Experiment 1 compared observers' accuracy in reporting the mean emotion of a set of faces, with and without a foveal occluder, to test whether foveal information is necessary for ensemble perception. In the occlusion condition, subjects were prevented from extracting detailed foveal information from any face, yet they were able to perform our ensemble perception task just as accurately as when no aspect of the stimulus was occluded. If ensemble perception relied on averaging foveal information from sequential fixations, we would have expected the occluder to have significantly impaired subjects' performance. Therefore, our results suggest that ensemble perception of facial emotion does not require foveal input, in contrast to previous reports (Ji et al., 2013, 2014; Jung et al., 2013).

However, we do find a significant difference in the amount of time subjects spend fixating faces directly between our two conditions. Given that subjects are not able to acquire detailed information about facial expression when fixating the faces in the occlusion condition, it is unsurprising that subjects opt to maximize the available information by fixating in the interstitial space between the faces. This is not to say that subjects exclusively fixated between faces in the occlusion condition; the majority of their fixations (66.39%) remained targeted at faces, rather than interstitial space. Despite this change in behavior or strategy, the results suggest that foveal detail is simply not required to process ensemble information.

Experiment 2: Do observers integrate information from multiple faces?
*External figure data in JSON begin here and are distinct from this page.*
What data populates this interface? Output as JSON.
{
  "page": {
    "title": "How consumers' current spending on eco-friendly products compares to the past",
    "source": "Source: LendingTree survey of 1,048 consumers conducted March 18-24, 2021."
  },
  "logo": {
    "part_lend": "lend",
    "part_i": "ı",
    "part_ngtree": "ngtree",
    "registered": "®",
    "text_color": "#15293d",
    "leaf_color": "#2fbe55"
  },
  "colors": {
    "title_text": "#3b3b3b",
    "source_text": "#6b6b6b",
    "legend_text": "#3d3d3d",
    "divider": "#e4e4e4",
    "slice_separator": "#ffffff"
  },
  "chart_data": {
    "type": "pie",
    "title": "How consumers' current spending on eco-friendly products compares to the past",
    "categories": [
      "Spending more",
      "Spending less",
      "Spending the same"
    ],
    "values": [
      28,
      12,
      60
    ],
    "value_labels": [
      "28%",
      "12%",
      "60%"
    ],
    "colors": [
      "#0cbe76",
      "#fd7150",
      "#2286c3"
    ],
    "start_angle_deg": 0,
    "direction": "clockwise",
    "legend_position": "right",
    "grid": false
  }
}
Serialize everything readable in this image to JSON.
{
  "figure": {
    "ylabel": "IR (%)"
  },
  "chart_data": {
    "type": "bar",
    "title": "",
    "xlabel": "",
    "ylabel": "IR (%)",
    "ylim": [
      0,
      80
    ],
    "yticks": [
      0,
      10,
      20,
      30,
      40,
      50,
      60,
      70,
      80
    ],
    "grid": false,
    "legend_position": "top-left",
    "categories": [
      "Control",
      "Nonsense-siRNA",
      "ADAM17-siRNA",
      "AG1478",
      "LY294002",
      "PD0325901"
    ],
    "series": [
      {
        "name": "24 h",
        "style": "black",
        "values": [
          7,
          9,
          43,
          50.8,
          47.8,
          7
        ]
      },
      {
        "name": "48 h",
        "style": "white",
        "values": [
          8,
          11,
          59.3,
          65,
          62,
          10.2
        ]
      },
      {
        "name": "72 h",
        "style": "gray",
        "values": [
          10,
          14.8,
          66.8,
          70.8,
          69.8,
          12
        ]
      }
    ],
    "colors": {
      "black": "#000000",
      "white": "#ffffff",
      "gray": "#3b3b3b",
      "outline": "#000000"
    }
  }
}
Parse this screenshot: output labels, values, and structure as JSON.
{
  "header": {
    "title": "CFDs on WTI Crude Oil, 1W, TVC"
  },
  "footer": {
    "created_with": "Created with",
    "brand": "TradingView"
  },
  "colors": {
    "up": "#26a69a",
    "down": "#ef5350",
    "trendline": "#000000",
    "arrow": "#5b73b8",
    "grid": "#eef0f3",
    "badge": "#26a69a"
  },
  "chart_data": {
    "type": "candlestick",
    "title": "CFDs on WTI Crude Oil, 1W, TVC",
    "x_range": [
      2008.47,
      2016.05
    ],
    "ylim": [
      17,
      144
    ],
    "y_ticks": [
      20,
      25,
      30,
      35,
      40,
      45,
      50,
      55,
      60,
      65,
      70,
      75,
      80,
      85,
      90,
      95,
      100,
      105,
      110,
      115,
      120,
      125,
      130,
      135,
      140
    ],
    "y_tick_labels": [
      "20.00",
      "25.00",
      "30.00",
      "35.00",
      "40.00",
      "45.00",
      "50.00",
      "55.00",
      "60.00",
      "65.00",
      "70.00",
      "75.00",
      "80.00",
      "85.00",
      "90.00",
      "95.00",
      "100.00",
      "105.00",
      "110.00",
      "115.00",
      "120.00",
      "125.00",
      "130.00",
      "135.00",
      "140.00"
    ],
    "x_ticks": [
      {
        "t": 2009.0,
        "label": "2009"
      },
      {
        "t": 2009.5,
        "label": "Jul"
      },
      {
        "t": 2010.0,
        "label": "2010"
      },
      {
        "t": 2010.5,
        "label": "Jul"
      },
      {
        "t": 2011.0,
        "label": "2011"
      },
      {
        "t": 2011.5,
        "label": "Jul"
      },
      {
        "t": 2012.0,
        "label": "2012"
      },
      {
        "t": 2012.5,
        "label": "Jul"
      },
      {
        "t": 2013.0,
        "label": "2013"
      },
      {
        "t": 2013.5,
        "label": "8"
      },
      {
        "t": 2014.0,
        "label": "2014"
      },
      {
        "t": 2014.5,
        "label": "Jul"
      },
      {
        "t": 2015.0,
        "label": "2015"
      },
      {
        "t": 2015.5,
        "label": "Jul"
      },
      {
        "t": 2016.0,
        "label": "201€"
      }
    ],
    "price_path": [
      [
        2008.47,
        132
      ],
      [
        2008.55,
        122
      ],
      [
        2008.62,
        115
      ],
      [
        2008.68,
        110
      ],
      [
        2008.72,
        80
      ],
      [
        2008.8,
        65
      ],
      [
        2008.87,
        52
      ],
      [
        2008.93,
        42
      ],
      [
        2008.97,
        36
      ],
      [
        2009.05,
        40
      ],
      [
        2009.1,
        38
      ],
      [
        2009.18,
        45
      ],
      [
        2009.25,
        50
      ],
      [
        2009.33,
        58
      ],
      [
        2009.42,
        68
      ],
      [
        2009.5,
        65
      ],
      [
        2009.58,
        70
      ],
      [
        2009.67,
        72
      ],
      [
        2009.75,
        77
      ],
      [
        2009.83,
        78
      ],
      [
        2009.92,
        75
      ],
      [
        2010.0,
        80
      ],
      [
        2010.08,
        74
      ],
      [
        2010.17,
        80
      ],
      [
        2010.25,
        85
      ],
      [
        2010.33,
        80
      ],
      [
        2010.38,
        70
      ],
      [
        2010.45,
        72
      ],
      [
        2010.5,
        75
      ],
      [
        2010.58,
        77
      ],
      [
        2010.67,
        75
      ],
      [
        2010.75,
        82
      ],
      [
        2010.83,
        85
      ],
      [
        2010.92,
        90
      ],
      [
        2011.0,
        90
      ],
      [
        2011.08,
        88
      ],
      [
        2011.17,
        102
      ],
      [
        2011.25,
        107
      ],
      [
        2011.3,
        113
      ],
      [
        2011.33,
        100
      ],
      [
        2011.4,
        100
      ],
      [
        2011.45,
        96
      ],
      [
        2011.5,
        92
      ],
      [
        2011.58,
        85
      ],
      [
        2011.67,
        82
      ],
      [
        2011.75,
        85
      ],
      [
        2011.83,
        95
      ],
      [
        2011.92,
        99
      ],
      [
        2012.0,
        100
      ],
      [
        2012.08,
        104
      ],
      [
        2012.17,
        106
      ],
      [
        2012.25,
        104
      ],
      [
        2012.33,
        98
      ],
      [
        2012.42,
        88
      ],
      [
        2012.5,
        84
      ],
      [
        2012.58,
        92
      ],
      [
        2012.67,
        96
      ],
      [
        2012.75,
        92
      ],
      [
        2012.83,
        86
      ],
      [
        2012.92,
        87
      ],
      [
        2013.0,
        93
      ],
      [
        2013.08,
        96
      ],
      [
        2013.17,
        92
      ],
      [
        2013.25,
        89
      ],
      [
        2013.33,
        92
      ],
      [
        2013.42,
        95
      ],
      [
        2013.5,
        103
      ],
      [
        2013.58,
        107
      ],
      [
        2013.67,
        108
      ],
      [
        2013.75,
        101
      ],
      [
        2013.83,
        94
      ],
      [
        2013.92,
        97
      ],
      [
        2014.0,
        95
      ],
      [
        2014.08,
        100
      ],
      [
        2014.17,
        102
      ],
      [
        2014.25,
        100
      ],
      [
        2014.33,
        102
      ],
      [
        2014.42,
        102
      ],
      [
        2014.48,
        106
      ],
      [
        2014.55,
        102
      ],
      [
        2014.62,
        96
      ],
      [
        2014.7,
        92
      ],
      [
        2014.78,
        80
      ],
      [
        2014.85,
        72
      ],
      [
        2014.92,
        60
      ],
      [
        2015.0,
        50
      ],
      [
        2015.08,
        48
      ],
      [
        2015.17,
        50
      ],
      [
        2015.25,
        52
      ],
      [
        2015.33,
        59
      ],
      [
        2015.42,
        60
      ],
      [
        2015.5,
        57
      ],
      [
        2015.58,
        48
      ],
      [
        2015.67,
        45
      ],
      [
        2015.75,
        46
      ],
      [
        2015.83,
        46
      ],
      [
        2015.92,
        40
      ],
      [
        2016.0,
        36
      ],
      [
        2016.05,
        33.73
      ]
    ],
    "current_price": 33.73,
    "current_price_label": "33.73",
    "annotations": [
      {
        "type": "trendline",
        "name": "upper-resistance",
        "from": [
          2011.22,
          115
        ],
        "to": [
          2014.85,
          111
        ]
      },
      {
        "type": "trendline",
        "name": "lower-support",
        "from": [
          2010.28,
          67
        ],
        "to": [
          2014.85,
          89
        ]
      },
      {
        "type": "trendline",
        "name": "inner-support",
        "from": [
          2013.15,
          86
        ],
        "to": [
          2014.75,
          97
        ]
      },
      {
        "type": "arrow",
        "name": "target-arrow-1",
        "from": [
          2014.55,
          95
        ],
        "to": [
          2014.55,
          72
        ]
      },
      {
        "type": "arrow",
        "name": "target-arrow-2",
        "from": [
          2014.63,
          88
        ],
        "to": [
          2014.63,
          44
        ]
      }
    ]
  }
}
While our results in Experiment 1 suggest that a lack of foveal input does not necessarily impair observers' ability to perceive the mean emotion of an array of faces, the amount of information that observers use to compute this average in the occluded relative to the non-occluded condition remains an open question. One possibility is that observers extract a representation of the average emotion of the crowd by integrating information across the group of faces or a subset of that group, as suggested by the covert account of ensemble perception. In order to test whether subjects integrate multiple faces into their ensemble judgments, we modified Experiment 1 to present a subset of the total faces and calculated subjects' errors relative to the entire set of 24 faces. If subjects only use one face from the set of 24 to make their judgment, performance (when errors are calculated relative to the full set) should be the same when only one random face is visible compared to when all 24 faces are visible. If they integrate a larger number (e.g., eight faces) to make their judgment, performance with a random subset of eight should be better than when only one face is visible. In other words, we expect that if subjects integrate information from multiple faces, performance should improve with an increasing number of faces presented.